Uma solução como a água do mar pode ainda encarnar outras estruturas. Isso ocorre devido a potenciais virtualmente presentes, mas que precisam de singularidades portadoras de informação, não no sentido de bytes como a de Shannon e sim no sentido de informação biológica5como a que deflagra, por exemplo, um processo de cristalização. Associada ao processo de cristalização aparece outro tipo de existência: uma existência individuada, perfeitamente determinada, real, porém, não atual. Existe em potência e necessita uma singularidade portadora de informação para se atualizar. Três modos distintos de existência: a estrutura cristalina virtual, a singularidade que deflagra o processo de cristalização e comunica a informação contida na estrutura virtual e o cristal gerado pelo processo. A informação deve ser entendida como uma comunicação, criada pela singularidade, entre duas ordens de realidades distintas, o atual e o virtual. Adotar a noção de recepção de informação como expressão essencial da operação de individuação implica que a individuação se efetua em certo nível dimensional (topológico e cronológico).
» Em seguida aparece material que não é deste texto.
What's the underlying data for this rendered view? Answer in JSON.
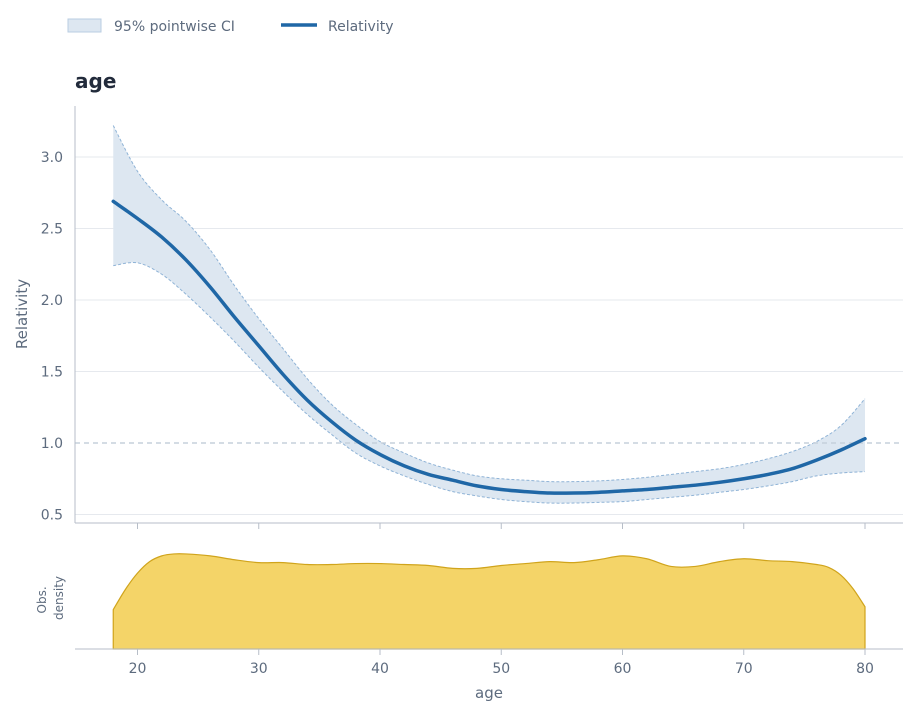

Abaixo desse nível a realidade é pré-física e pré-vital, já que é pré-individual. “Acima desse nível há individuação física quando o sistema á capaz de receber informação de uma só vez; a seguir, essa singularidade inicial é desenvolvida e amplificada de modo não autolimitado. Quando o sistema é capaz de receber sucessivamente várias entradas de informação, capaz de compatibilizar várias singularidades ao invés de iterar por efeito cumulativo e por amplificação transdutiva6 a singularidade única e inicial, nesse caso a individuação é do tipo vital, autolimitada e organizada.”Esses elementos estão todos ausentes da representação que a consciência e o pensamento fundado no reconhecimento fazem do mundo.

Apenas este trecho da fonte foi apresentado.